According to our echocardiographic results, SR do not differ to non-SR in cardiac function or morphology. Other studies5 show that a smaller left atrial volume index predicts SR. Unfortunately, we do not have this information in our study, but our SR had more often no mitral regurgitation at baseline. The less regurgitation preimplant, the better outcome24,25.On the other hand, mechanical dyssynchrony as predictor of CRT-response has been often investigated in small, non-randomized26 The first clinical trial in evaluating mechanical dyssynchrony was the PROSPECT study27, which failed to find a correlation between mechanical dyssynchrony and response to CRT. Analogically, we do not find significant differences in these parameters between SR and non-SR. Only IVD seems to have a tendency to significance between groups, being much longer in SR than in non-SR. Even though is statistically significant in the univariate analyses, it does not reach signification in the multivariate analyses.
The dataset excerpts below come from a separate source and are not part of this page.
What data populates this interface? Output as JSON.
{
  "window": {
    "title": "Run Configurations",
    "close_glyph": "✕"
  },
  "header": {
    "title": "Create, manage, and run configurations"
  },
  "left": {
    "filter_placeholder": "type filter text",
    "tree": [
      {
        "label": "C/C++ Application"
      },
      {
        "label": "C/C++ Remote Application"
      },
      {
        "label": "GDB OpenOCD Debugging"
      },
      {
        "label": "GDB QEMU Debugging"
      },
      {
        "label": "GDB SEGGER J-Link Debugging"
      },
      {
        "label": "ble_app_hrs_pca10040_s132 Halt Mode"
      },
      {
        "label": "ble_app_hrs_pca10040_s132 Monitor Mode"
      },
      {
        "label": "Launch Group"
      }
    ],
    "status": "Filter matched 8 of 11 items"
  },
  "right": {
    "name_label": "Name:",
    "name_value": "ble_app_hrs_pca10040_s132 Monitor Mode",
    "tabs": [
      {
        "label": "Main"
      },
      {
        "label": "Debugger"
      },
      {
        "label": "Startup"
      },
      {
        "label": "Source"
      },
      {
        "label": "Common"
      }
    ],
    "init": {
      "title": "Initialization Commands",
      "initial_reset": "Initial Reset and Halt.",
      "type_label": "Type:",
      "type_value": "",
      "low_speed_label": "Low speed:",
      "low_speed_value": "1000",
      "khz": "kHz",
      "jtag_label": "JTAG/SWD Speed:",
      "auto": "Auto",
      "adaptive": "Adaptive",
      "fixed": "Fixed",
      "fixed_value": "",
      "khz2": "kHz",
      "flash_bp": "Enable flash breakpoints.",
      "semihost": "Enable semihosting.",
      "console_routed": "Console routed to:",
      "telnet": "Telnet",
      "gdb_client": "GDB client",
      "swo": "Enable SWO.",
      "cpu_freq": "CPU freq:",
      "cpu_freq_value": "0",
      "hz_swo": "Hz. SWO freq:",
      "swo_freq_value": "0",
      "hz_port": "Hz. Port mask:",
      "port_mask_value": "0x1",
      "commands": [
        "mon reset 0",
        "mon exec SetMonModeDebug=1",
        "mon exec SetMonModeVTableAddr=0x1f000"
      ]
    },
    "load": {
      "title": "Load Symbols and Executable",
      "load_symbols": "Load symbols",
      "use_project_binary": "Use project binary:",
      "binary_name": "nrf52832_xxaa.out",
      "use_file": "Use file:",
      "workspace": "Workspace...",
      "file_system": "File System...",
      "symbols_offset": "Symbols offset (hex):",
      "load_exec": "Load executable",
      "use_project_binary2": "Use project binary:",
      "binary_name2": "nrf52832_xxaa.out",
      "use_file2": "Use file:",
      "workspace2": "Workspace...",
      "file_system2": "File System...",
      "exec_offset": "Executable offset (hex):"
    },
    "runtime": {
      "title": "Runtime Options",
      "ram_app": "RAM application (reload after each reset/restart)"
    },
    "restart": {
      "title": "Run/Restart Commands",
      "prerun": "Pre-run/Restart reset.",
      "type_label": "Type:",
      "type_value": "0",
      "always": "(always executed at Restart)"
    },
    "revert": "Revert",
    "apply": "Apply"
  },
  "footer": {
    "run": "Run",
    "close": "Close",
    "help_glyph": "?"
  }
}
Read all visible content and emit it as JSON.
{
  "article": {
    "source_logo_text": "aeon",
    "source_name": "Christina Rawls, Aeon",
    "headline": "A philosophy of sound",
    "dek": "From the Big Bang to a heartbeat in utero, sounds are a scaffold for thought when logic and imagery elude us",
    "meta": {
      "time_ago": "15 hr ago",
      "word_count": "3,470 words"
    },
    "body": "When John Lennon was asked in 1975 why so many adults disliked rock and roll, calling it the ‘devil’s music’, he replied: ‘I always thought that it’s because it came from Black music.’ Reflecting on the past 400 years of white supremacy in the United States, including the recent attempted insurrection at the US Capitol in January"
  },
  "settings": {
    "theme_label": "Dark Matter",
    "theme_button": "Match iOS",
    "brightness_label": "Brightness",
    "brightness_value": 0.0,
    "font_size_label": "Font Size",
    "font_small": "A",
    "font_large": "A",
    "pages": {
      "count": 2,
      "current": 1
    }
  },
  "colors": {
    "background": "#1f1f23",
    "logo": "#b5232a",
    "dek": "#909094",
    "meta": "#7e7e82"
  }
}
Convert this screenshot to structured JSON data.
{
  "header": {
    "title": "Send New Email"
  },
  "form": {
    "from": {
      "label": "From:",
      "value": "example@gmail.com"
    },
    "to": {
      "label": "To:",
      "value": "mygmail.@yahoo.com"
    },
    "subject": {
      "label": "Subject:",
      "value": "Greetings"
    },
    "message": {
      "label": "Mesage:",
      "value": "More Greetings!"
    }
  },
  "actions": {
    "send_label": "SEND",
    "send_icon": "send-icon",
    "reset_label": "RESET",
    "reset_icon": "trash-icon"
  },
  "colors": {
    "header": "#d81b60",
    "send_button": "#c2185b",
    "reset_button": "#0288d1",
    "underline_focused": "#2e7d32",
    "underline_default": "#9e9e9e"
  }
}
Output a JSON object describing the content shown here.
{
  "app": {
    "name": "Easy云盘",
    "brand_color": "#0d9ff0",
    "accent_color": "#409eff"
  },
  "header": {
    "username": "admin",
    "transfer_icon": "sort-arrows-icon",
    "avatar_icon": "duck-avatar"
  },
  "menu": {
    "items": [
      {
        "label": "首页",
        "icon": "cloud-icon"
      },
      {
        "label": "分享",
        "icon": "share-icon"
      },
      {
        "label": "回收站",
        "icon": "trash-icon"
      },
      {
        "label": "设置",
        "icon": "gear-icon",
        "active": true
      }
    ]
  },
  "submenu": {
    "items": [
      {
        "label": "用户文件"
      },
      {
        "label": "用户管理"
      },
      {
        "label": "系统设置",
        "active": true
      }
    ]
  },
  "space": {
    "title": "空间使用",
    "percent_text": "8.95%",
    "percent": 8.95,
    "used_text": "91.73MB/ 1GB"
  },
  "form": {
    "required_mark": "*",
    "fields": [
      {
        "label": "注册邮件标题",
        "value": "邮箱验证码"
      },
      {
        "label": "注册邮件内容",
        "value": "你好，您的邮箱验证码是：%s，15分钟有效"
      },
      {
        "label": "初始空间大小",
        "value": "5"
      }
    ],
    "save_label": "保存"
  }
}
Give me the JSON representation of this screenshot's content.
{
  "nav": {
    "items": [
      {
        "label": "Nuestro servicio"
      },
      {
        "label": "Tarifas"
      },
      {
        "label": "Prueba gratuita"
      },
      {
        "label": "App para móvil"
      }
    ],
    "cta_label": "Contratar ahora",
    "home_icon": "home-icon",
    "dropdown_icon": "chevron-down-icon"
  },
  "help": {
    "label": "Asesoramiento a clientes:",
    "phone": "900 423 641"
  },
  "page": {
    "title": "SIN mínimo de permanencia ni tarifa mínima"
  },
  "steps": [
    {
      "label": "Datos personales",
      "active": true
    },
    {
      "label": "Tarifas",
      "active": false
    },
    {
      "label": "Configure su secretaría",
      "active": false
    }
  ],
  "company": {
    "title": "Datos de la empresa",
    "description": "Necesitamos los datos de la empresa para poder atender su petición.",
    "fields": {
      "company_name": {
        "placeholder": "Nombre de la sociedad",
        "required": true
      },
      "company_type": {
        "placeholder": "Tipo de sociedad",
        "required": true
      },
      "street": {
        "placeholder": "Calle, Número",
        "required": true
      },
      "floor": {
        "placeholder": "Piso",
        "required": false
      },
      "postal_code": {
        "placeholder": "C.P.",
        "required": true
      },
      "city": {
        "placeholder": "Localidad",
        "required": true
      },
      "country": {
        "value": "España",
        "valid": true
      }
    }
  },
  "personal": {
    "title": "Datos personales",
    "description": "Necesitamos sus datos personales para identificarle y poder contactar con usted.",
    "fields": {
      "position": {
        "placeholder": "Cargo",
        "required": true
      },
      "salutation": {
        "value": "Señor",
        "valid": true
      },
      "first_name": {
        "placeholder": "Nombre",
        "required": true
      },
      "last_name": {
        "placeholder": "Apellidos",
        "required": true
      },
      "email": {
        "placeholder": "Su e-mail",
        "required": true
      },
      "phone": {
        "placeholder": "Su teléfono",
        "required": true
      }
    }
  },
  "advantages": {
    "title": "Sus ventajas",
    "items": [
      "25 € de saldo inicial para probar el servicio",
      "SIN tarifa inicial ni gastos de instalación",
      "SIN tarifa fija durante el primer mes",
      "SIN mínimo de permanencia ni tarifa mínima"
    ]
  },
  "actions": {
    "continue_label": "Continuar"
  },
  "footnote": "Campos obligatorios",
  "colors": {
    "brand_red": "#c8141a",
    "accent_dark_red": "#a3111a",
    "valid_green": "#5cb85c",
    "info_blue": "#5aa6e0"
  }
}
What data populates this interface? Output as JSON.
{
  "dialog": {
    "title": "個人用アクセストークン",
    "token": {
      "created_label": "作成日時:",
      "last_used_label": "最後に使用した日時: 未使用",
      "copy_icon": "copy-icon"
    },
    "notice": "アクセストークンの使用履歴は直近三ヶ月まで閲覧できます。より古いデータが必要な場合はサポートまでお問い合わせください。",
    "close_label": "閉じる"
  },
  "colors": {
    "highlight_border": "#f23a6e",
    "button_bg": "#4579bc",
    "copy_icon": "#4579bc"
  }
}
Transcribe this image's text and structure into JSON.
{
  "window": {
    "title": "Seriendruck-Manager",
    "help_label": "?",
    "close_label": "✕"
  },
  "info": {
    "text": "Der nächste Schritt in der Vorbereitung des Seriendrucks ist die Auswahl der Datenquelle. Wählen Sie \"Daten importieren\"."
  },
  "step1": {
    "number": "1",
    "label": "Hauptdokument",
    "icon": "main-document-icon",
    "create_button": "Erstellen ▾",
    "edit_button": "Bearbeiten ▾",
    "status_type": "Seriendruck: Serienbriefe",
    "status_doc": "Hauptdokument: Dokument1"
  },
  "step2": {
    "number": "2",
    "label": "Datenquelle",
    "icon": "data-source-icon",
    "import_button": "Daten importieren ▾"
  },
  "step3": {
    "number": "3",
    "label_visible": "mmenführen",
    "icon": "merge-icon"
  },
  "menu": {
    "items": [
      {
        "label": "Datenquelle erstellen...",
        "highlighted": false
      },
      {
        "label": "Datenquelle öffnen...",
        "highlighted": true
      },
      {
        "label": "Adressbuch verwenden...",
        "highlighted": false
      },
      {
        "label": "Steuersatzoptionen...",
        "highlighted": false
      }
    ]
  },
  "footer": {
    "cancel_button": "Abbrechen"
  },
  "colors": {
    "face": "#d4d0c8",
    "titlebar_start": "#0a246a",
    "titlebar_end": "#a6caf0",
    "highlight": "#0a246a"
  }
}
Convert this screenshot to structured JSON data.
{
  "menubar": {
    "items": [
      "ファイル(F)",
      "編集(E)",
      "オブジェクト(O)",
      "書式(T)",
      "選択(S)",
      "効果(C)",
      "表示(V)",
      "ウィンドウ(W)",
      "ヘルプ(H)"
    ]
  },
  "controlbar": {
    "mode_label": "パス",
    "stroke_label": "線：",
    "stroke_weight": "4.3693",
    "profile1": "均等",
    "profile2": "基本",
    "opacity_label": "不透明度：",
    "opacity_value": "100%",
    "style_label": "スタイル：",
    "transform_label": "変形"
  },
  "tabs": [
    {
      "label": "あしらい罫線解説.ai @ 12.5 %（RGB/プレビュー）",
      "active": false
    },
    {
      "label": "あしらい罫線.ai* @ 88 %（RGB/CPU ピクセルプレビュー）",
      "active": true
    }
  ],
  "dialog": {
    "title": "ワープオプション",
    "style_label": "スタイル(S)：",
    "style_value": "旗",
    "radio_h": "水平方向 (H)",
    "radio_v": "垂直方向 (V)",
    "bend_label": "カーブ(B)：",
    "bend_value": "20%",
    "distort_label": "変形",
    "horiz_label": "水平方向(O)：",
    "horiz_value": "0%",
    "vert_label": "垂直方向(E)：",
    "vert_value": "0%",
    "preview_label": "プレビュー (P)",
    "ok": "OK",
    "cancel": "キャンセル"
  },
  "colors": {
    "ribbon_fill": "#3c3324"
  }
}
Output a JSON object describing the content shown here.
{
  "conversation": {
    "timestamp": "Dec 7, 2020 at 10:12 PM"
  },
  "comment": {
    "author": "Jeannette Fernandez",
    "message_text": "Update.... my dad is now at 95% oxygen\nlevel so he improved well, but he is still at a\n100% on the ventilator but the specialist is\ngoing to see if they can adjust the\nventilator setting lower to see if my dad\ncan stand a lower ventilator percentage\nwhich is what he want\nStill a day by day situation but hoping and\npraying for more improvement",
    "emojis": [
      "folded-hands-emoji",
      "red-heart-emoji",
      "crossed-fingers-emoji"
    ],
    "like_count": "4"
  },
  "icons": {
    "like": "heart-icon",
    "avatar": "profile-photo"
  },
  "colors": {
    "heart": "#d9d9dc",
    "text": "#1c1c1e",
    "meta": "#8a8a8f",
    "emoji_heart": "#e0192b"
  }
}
Our study has been subject of some limitations. First, the small number of patients included and the short follow-up time makes it difficult to assess SR at long term follow-up. Furthermore, our cohort is very heterogeneous, which make the results more difficult to interpret. Nevertheless, our patients show the common variability in the daily clinical practice. Finally, our results have to be taken with caution due to the lack of consensus regarding the definition of SR.
In conclusion, sCD40L correlates with SR to CRT and with the reduction of LVESV at mid-term follow-up. Furthermore, QRS width, absence of mitral regurgitation at baseline and LV lead in lateral medial position are independent predictors of SR to CRT in our study.